November 16th, 2007 at 2:47 pm
Different channels / different uses. There are a million reasons to communicate, and there will be an increasing number of ways to do so. Reasons and channels will match-up, shuffle from group to group, but Charlie’s right: most jobs and partnerships will continue to be foraged through email and telephone over FB and Twitter.
November 17th, 2007 at 12:09 pm
No, it should probably be called Port Authority!
That’ll give it just the right image it needs.
November 21st, 2007 at 5:37 pm
“most alternative methods, like Facebook, MySpace, Twitter, require both the sender and the recipient to both be on the same social network”
Just to be devil’s advocate here, I remembered a professor in a computer science class telling me once (a while ago obviously) how email was wonderful for university use, but it would never replace sending a letter.

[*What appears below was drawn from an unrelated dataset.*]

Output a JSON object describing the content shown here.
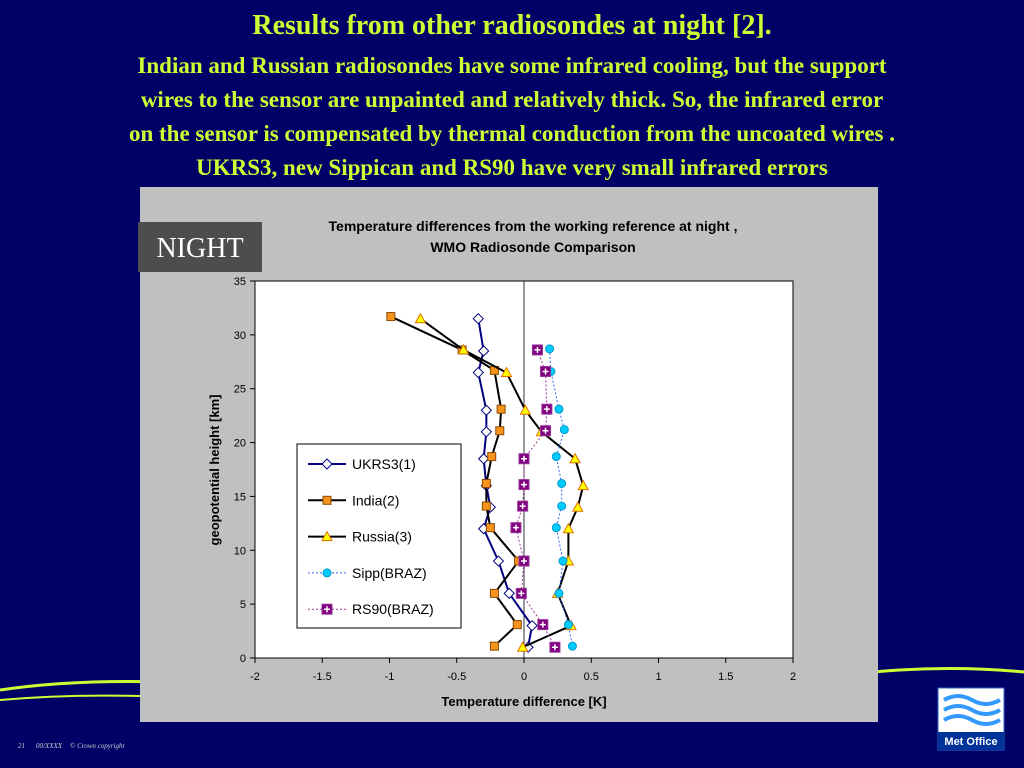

Why? Because you always knew that a person had a postal address, but email was a “closed system” you needed a username & password for.
Anyone who think email can’t go away should keep a sense of history. Of course it can go away (or at least be rendered irrelevant for most use cases). If everyone has a IM account, or a Myspace account, or some interoperable standard yet to come about then it very well might.

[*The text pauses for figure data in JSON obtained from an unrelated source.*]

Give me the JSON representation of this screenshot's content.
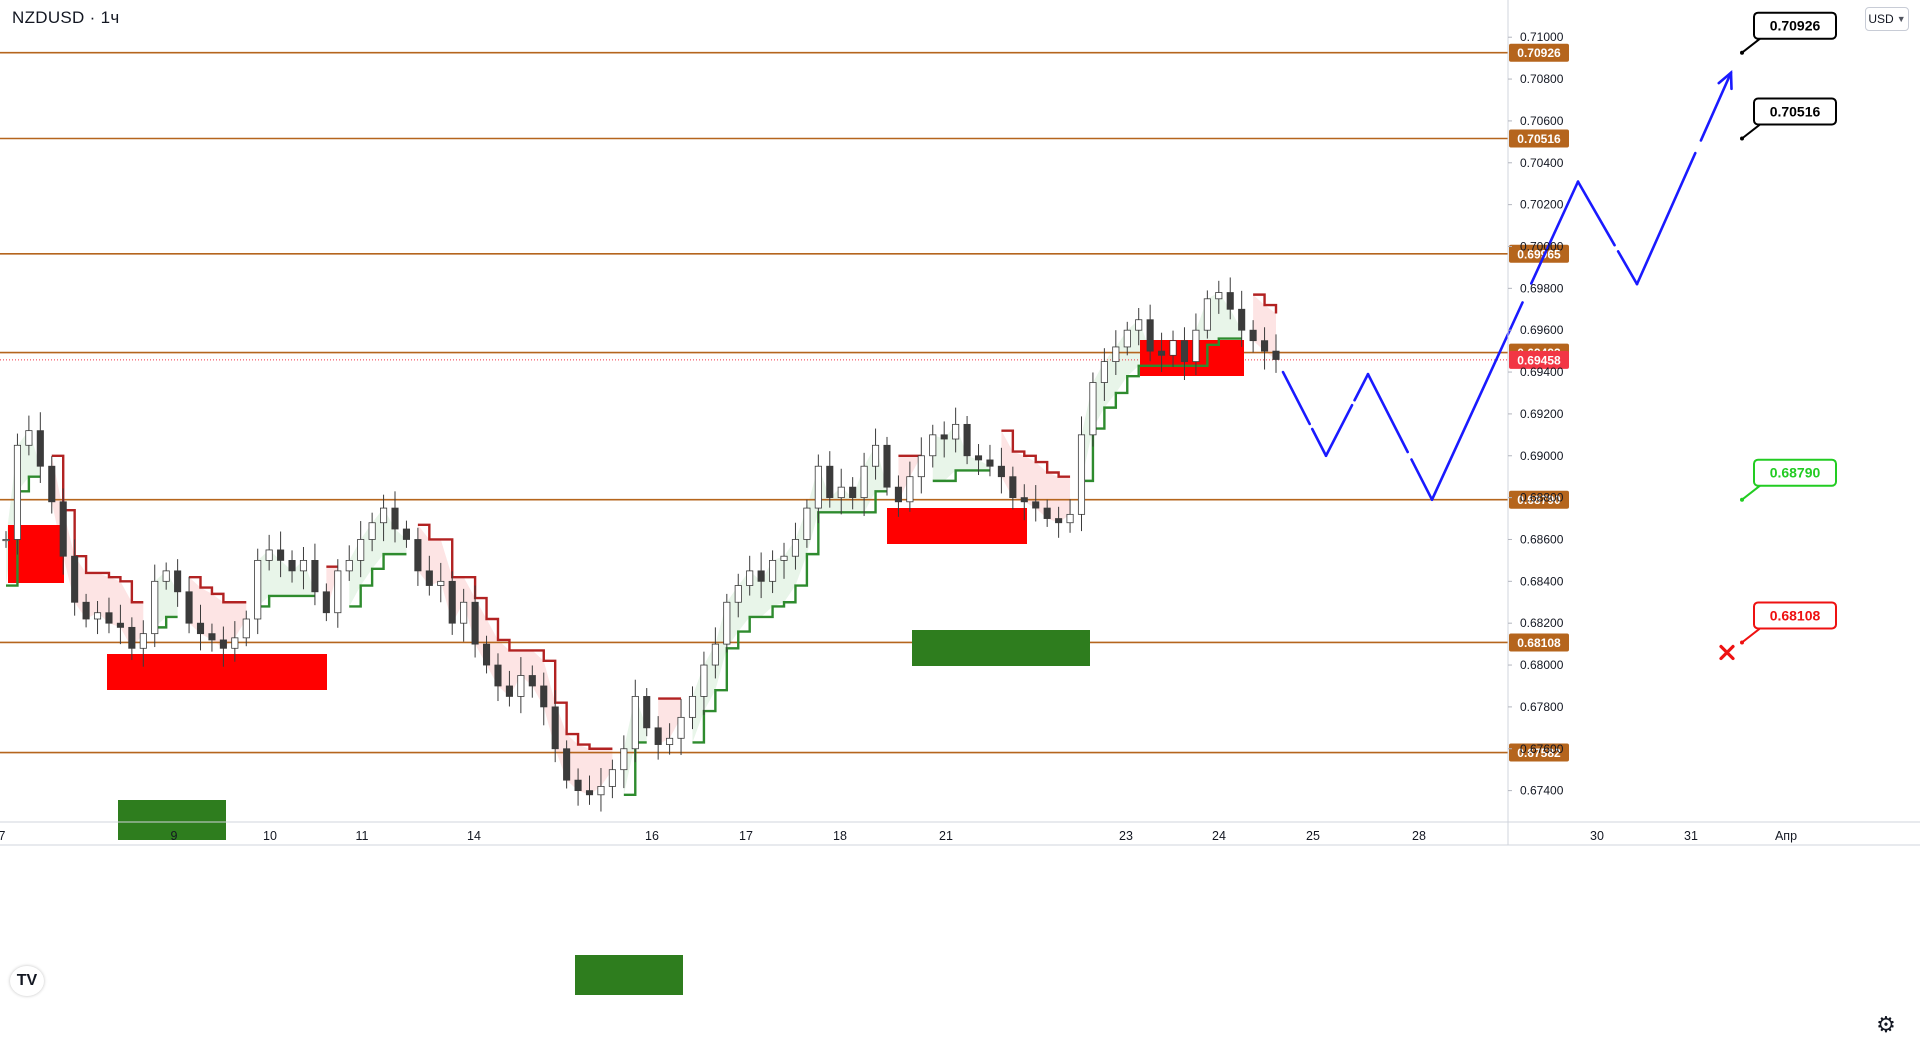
{
  "header": {
    "symbol": "NZDUSD · 1ч",
    "currency_button": "USD",
    "currency_chevron": "chevron-down-icon",
    "logo_text": "TV"
  },
  "footer": {
    "settings_icon": "gear-icon",
    "settings_glyph": "⚙"
  },
  "colors": {
    "level_line": "#b5651d",
    "level_tag_bg": "#b5651d",
    "price_tag_bg": "#f23645",
    "bull_candle": "#26a69a",
    "bear_candle": "#ef5350",
    "candle_body_dark": "#3b3b3b",
    "supply_zone": "#ff0000",
    "demand_zone": "#2e7d1e",
    "stop_up": "#2e8b2e",
    "stop_down": "#b22222",
    "fill_up": "#e8f5e9",
    "fill_down": "#fde4e4",
    "projection": "#1a1aff",
    "axis_text": "#131722",
    "callout_black": "#000000",
    "callout_green": "#22cc22",
    "callout_red": "#ee1111",
    "cross": "#ee1111"
  },
  "chart_data": {
    "type": "candlestick",
    "title": "NZDUSD · 1ч",
    "y_range": [
      0.6725,
      0.7113
    ],
    "y_ticks": [
      "0.71000",
      "0.70800",
      "0.70600",
      "0.70400",
      "0.70200",
      "0.70000",
      "0.69800",
      "0.69600",
      "0.69400",
      "0.69200",
      "0.69000",
      "0.68800",
      "0.68600",
      "0.68400",
      "0.68200",
      "0.68000",
      "0.67800",
      "0.67600",
      "0.67400"
    ],
    "x_ticks": [
      "7",
      "9",
      "10",
      "11",
      "14",
      "16",
      "17",
      "18",
      "21",
      "23",
      "24",
      "25",
      "28",
      "30",
      "31",
      "Апр"
    ],
    "last_price": "0.69458",
    "levels": [
      "0.70926",
      "0.70516",
      "0.69965",
      "0.69493",
      "0.68790",
      "0.68108",
      "0.67582"
    ],
    "callouts": [
      {
        "text": "0.70926",
        "style": "black"
      },
      {
        "text": "0.70516",
        "style": "black"
      },
      {
        "text": "0.68790",
        "style": "green"
      },
      {
        "text": "0.68108",
        "style": "red"
      }
    ],
    "projection_path": [
      0.694,
      0.69,
      0.6939,
      0.6879,
      0.7031,
      0.6982,
      0.7083
    ],
    "candle_closes": [
      0.686,
      0.6905,
      0.6912,
      0.6895,
      0.6878,
      0.6852,
      0.683,
      0.6822,
      0.6825,
      0.682,
      0.6818,
      0.6808,
      0.6815,
      0.684,
      0.6845,
      0.6835,
      0.682,
      0.6815,
      0.6812,
      0.6808,
      0.6813,
      0.6822,
      0.685,
      0.6855,
      0.685,
      0.6845,
      0.685,
      0.6835,
      0.6825,
      0.6845,
      0.685,
      0.686,
      0.6868,
      0.6875,
      0.6865,
      0.686,
      0.6845,
      0.6838,
      0.684,
      0.682,
      0.683,
      0.681,
      0.68,
      0.679,
      0.6785,
      0.6795,
      0.679,
      0.678,
      0.676,
      0.6745,
      0.674,
      0.6738,
      0.6742,
      0.675,
      0.676,
      0.6785,
      0.677,
      0.6762,
      0.6765,
      0.6775,
      0.6785,
      0.68,
      0.681,
      0.683,
      0.6838,
      0.6845,
      0.684,
      0.685,
      0.6852,
      0.686,
      0.6875,
      0.6895,
      0.688,
      0.6885,
      0.688,
      0.6895,
      0.6905,
      0.6885,
      0.6878,
      0.689,
      0.69,
      0.691,
      0.6908,
      0.6915,
      0.69,
      0.6898,
      0.6895,
      0.689,
      0.688,
      0.6878,
      0.6875,
      0.687,
      0.6868,
      0.6872,
      0.691,
      0.6935,
      0.6945,
      0.6952,
      0.696,
      0.6965,
      0.695,
      0.6948,
      0.6955,
      0.6945,
      0.696,
      0.6975,
      0.6978,
      0.697,
      0.696,
      0.6955,
      0.695,
      0.6946
    ]
  }
}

Most teens these days don’t use email. By the time they become bosses, they may not want the people they hire to use email either.
November 22nd, 2007 at 2:38 am
Darren,
i agree with an open platform. I actually think facebook has the potential to become this - if they want to. Actually this sounds like the Cisco Human Network commercial what you describe. I agree that there is a lot of innovation today but not a lot of intelligent innovation. Most innovation is in features not functions and a lot of crap “web2″ ideas are out there would be lucky to be features or are just not long term plausible. I think the biggest problem with innovation is that most the people innovating don’t have any experience or are looking at an exit instead of trying to build value and thus creating useless things. I think a lot of entrepreneurs today just need a lesson in marketing. my 2 cents…
Richie
November 22nd, 2007 at 2:40 am
Darren,
i agree with an open platform. I actually think facebook has the potential to become this - if they want to. Actually this sounds like the Cisco Human Network commercial what you describe. I agree that there is a lot of innovation today but not a lot of intelligent innovation. Most innovation is in features not functions and a lot of crap “web2″ ideas are out there would be lucky to be features or are just not long term plausible. I think the biggest problem with innovation is that most the people innovating don’t have any experience or are looking at an exit instead of trying to build value and thus creating useless things. I think a lot of entrepreneurs today just need a lesson in marketing.
In terms of email, i think we need a singular communication platform - Meebo + Gmail in imap + file storage/sharing = total communication
my 2 cents…
Richie
November 22nd, 2007 at 9:37 am
I’m looking forward to an open platform that combines communication. I don’t think email is going anywhere for the foreseeable future but you never know (to Nabeel’s point).